Worland High School is a public high school in Worland, Wyoming, United States. It is part of Washakie County School District #1.

==Description==

Worland High School has 9th through 12th grades, and on average there are 370 students enrolled. The school is set in the town of Worland, Wyoming, which had a population 5,250 in the 2000 census. The high school's mascot is the Native American warrior, and the students are commonly referred to as the "Worland Warriors" and "Worland Lady Warriors."

===Athletics===
Sport options include men and women's cross-country, swimming, track and field, basketball, soccer and golf.
Women's volleyball, cheerleading and gymnastics (state program lost 2008) and men's wrestling and football are offered.

===Additional student programs===
- Band
- Debate
- FFA
- Choir
- Theater
- Art
- Welding
- Philosophy Club
- Key Club
- "W" Club
- Nation Honors Society
- Yearbook
- Student Council
- Newspaper

===The Arrow===
The student-composed monthly newspaper The Arrow appears in the local paper's TV guide. In the 2008 school year, students created the Scream II, an independently produced weekly newspaper. Its name was an homage to the original high school's newspaper, The Scream, which has since been discontinued.
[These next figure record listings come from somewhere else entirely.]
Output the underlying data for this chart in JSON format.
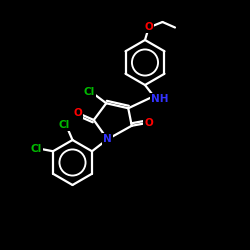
{
  "background_color": "#000000",
  "bond_color": "#ffffff",
  "atom_colors": {
    "O": "#ff0000",
    "N": "#3333ff",
    "Cl": "#00bb00",
    "C": "#ffffff",
    "H": "#ffffff"
  },
  "figsize": [
    2.5,
    2.5
  ],
  "dpi": 100
}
The school board initially turned down Barack Obama's stimulus money, angering many parents and students. However, after several letters to the editor by parents and students were printed in the local newspaper, the school board decided to revisit the stimulus money options. A final result was very close and the money was again rejected.

===District spending===
The Washakie County School District #1 spends $14,260 per pupil in current expenditures. The district spends 64% on instruction, 33% on support services, and 3% on other elementary and secondary expenditures.
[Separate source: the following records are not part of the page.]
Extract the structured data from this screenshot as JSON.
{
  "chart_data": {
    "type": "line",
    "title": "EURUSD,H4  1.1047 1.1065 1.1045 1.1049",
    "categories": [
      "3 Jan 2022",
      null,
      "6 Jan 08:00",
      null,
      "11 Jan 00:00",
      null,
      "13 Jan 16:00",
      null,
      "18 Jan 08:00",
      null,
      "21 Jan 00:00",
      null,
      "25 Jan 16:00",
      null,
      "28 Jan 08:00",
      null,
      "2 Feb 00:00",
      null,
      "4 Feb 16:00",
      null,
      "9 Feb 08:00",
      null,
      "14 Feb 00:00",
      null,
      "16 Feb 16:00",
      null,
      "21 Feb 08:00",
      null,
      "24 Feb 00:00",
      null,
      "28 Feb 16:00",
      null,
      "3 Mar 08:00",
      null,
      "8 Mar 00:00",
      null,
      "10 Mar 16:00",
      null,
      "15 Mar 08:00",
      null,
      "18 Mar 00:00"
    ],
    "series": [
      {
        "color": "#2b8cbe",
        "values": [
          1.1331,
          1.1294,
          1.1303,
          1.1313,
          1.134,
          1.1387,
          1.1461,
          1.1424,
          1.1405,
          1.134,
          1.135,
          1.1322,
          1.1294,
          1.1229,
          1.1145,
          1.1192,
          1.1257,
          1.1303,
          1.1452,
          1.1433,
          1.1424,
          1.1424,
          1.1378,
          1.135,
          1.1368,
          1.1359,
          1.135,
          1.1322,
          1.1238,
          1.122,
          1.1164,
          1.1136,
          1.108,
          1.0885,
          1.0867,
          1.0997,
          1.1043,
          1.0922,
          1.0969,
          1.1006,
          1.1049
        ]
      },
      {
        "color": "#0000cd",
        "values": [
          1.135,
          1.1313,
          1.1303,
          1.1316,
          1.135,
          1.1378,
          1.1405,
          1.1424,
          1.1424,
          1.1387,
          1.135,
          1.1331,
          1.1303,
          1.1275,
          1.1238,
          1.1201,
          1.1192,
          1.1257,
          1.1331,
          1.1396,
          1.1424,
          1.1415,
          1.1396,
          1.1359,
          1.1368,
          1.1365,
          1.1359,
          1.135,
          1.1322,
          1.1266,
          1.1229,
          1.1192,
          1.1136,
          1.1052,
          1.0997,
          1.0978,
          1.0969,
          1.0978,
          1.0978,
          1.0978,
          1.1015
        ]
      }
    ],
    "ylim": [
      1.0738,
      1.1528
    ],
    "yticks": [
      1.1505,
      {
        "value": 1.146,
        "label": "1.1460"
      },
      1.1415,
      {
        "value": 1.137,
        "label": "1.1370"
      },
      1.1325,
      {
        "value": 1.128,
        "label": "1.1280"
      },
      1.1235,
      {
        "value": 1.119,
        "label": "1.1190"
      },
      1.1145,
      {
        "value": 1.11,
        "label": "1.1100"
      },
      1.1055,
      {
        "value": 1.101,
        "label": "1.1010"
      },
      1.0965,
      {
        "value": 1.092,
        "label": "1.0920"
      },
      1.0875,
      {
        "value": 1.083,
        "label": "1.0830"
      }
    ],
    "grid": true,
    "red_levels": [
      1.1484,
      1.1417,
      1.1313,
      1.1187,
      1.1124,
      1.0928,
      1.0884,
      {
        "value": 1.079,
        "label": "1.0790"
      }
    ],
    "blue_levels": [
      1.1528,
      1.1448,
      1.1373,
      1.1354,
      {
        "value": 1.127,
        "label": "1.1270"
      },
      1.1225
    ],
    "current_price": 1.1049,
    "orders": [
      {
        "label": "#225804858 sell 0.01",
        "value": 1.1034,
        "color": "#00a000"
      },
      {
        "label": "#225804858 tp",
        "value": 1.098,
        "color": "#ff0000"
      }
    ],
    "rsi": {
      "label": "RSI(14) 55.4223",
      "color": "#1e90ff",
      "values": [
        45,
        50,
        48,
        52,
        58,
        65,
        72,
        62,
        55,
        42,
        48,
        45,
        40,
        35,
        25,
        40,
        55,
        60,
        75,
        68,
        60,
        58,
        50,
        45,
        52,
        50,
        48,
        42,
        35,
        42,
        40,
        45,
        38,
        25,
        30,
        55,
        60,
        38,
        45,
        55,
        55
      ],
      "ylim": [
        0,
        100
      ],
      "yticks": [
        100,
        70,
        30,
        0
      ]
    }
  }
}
===District student-teacher ratio===
The Washakie County School District #1 has 12 students for every full-time equivalent teacher, with the Wyoming state average being 13 students per full-time equivalent teacher.
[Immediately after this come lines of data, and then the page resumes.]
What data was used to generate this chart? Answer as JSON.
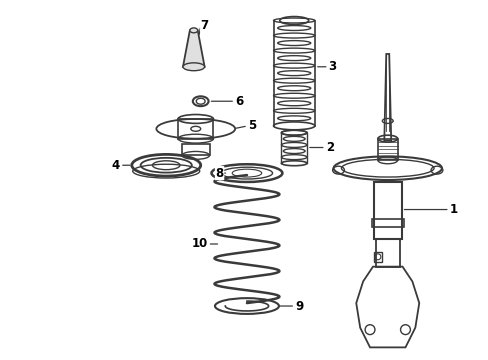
{
  "bg_color": "#ffffff",
  "line_color": "#3a3a3a",
  "text_color": "#000000",
  "fig_width": 4.89,
  "fig_height": 3.6,
  "dpi": 100
}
===District student information===
The Washakie County School District #1 had a grades 9-12 dropout rate of 6% in 2007. The national grades 9-12 dropout rate in 2007 was 4.4%.

In the Washakie County School District #1, 27% of students have an Individualized Education Program. An IEP is a written plan for students eligible for special needs services.

The Washakie County School District #1 serves 6% English language learners, who are in the process of acquiring and learning English Language skills.